Prom 8, BBC Symphony Orchestra, Adès, Royal Albert Hall (Review)
Death becomes him. Enter Thomas Adès, composer, conductor, and now grim reaper. The much-anticipated World Premiere of his Totentanz rolled into the Proms like a black juggernaut, an invitation to the dance that none could resist sitting out. And even the work’s dedicatee, Witold Lutoslawski, and kindred spirit, Benjamin Britten, were celebrated in this their centenary year with intimations of mortality. Life-affirming it was not – though, as Alfred Hitchcock once quipped, even death can be fun. A healthy sense of irony is not just helpful but necessary.
Was that, one wonders, what lay at the back of young Benjamin Britten’s mind when he offered his Sinfonia da Requiem to the Japanese government in response to their commission for a piece to celebrate 2,600 years of the Mikado dynasty? 1940 was the year. He cannot have been serious – and yet he was – and as the doom-laden opening of the piece once again morphed into a remorseless slow march (a clear predecessor of the “Libera me” from War Requiem) and Adès weighed in ever more thunderously with the heavy drum beats the magnitude of the insult could not have been plainer. Small wonder the Japanese declined the offering. But how ironical the presence on the platform of a gigantic Japanese Taiko Drum, a looming presence sat in waiting for Adès’ own piece.
Actually the central “Dies irae” of Britten’s fledgling orchestral piece is also a dance of death, this one appropriately enough for the Day of Wrath, and I can see exactly why Adès will have seen it as the perfect opener for the evening, this middle movement snapping at our heels while a cynical saxophone makes some attempt at a Lacrymosa.
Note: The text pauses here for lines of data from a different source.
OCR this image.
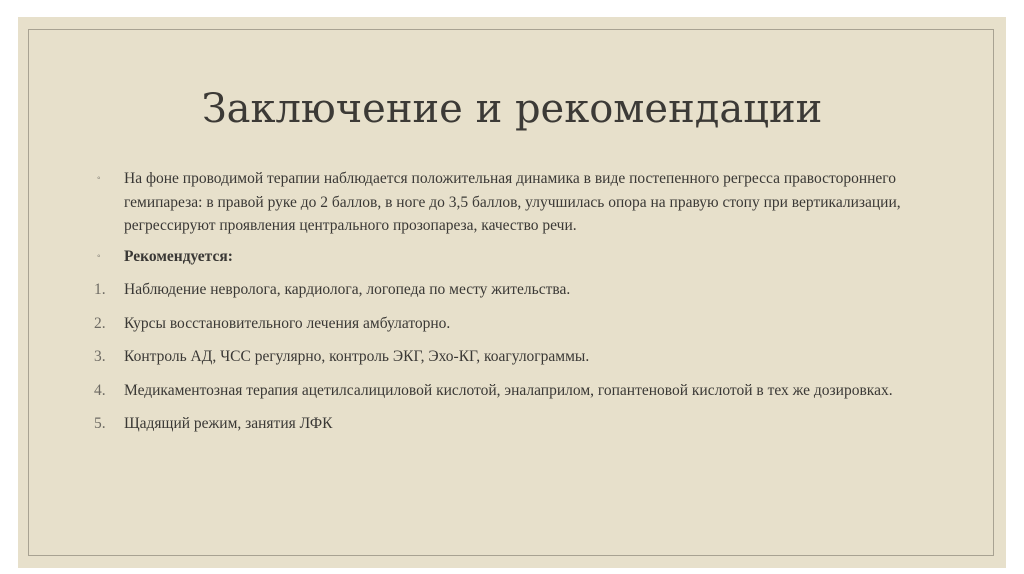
Заключение и рекомендации
◦	На фоне проводимой терапии наблюдается положительная динамика в виде постепенного регресса правостороннего гемипареза: в правой руке до 2 баллов, в ноге до 3,5 баллов, улучшилась опора на правую стопу при вертикализации, регрессируют проявления центрального прозопареза, качество речи.
◦	Рекомендуется:
1.	Наблюдение невролога, кардиолога, логопеда по месту жительства.
2.	Курсы восстановительного лечения амбулаторно.
3.	Контроль АД, ЧСС регулярно, контроль ЭКГ, Эхо-КГ, коагулограммы.
4.	Медикаментозная терапия ацетилсалициловой кислотой, эналаприлом, гопантеновой кислотой в тех же дозировках.
5.	Щадящий режим, занятия ЛФК
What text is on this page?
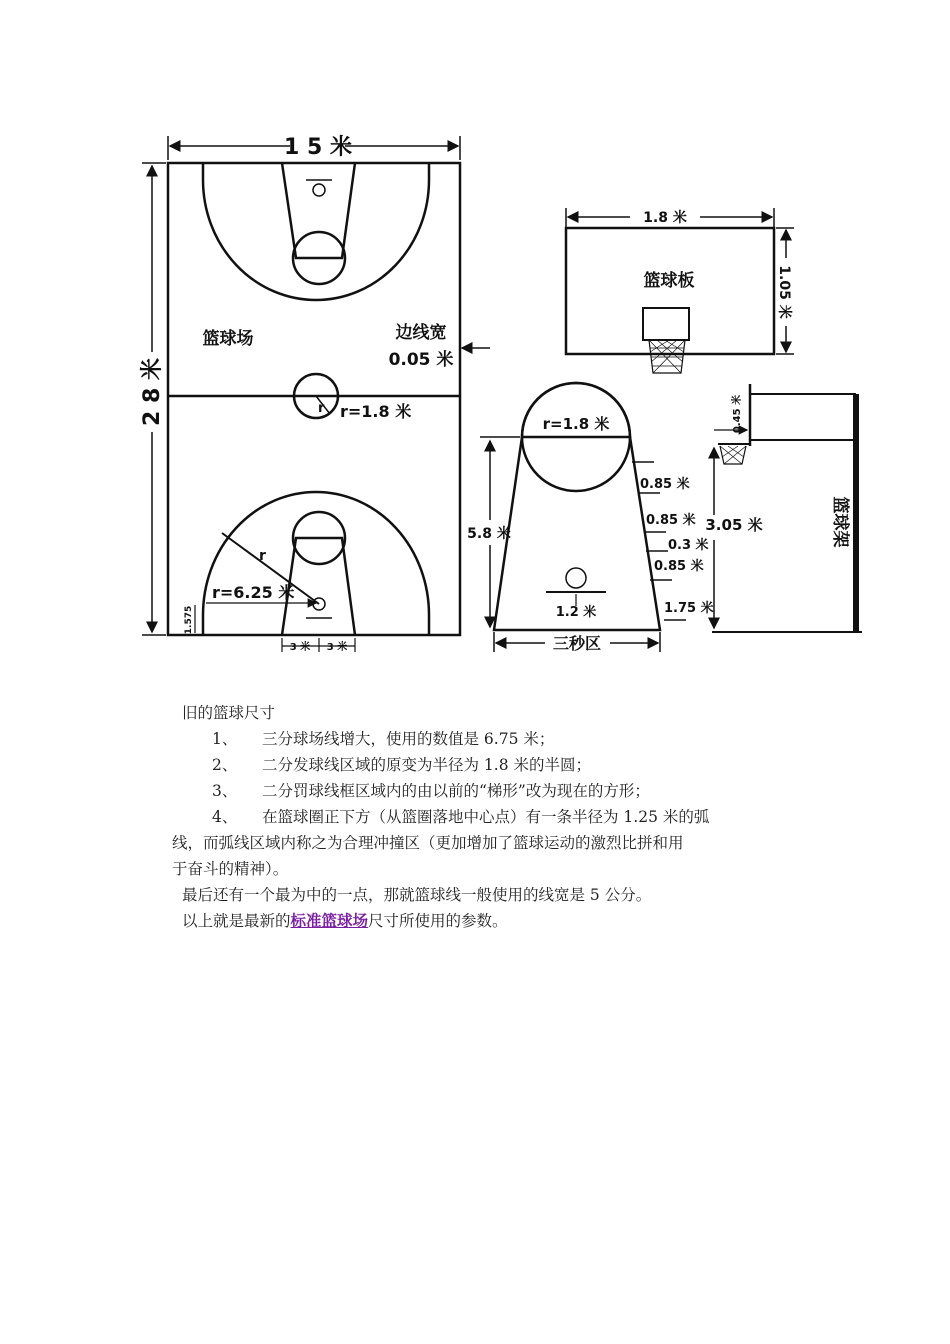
1 5 米
2 8 米
篮球场	边线宽
0.05 米
r r=1.8 米
r
r=6.25 米
1.575
3 米 3 米
1.8 米
1.05 米
篮球板
r=1.8 米
5.8 米
0.85 米
0.85 米
0.3 米
0.85 米
1.75 米
1.2 米
三秒区
0.45 米
3.05 米	篮球架
旧的篮球尺寸
1、 三分球场线增大，使用的数值是 6.75 米；
2、 二分发球线区域的原变为半径为 1.8 米的半圆；
3、 二分罚球线框区域内的由以前的“梯形”改为现在的方形；
4、 在篮球圈正下方（从篮圈落地中心点）有一条半径为 1.25 米的弧
线，而弧线区域内称之为合理冲撞区（更加增加了篮球运动的激烈比拼和用
于奋斗的精神）。
最后还有一个最为中的一点，那就篮球线一般使用的线宽是 5 公分。
以上就是最新的标准篮球场尺寸所使用的参数。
Britten’s closing “Requiem aeternam” is a bit pat in the Hollywood sense and requires lusher violins than the BBC Symphony Orchestra could muster for Adès – but one cannot doubt its effectiveness with or without the Japanese connection.
Imagine then a solo cello marking time with one note, the same note, every second for what begins to sound like a countdown to eternity. The five minutes of solo cello at the start of Witold Lutoslawski’s Cello Concerto (written, of course, for Rostropovich) is at once as austere and as gripping as anything he ever penned – as distracted as anything in Hamlet. Paul Watkins soliloquised with extraordinary concentration and understanding. It is, as ever with this composer, that the beauty of this piece is in direct proportion to its intellectual complexity and emotional directness. Lutoslawski was/is fastidious and liberated. What could be more savage than the fanfares of derision that imitate and mock the cello’s Johnny-One-Note stance at the opening or the revelation of the cello turned Cantor in the aching “Cantilena” where imitation in the entire string section is indeed the sincerest form of flattery.
So when Thomas Adès arrives at the biggest climax of his mightily ambitious Totentanz the diabolical clamour of aleatoric brass becomes a mirror image of Lutoslawski’s favourite device albeit on a cosmic scale. Adès’ symphonic dance-cum-song-cycle behaves as if some malevolent spirit has taken possession of Mahler’s Das Lied von der Erde and then invited us to the exorcism. Death is a baritone – the amplified Simon Keenlyside – and his victims, or would-be “dance partners”, a mezzo soprano – the also amplified Christianne Stotijn in flowing black and wild hair like an avenging angel with sepulchral bottom notes. The texts are 15th Century Anonymous and the real problem here is that they pretty much repeat themselves with each exchange between Death and Victim leaving Adès to superimpose variety (which is somewhat at a premium) from without rather than within. Why, for instance, does the Parish Clerk get the most eerily beautiful music in the entire piece? What is there in that text that necessitates or inspires it? Nothing, actually – or rather nothing that stands apart from the others.
As ever, Adès’ command of the orchestra is thrillingly complete, full of jaw-dropping surprises, not least the way he amplifies the parodistic nature of the texts through a series of grotesquely halting and lumbering dance breaks as the orchestra huffs and puffs and splutters, transforming at one point into a waltzing fairground Wurlitzer. That was scarifying and fabulously accomplished in terms of the BBC Symphony Orchestra’s playing. As premieres go this one was pretty much on the money.
Mahler was there, of course, for the extraordinary final episode where Death takes the Child’s hand. Close harmony trumpets and the slowest of Landlers underpinned the chilling lines: “O Death, how can I understand? I cannot walk, yet I must dance!” The word “tanzen” repeated and repeated like that single note in the Lutoslawski – the child’s first and last faltering steps. Now these pages were touched with greatness, no question, and well worth the wait.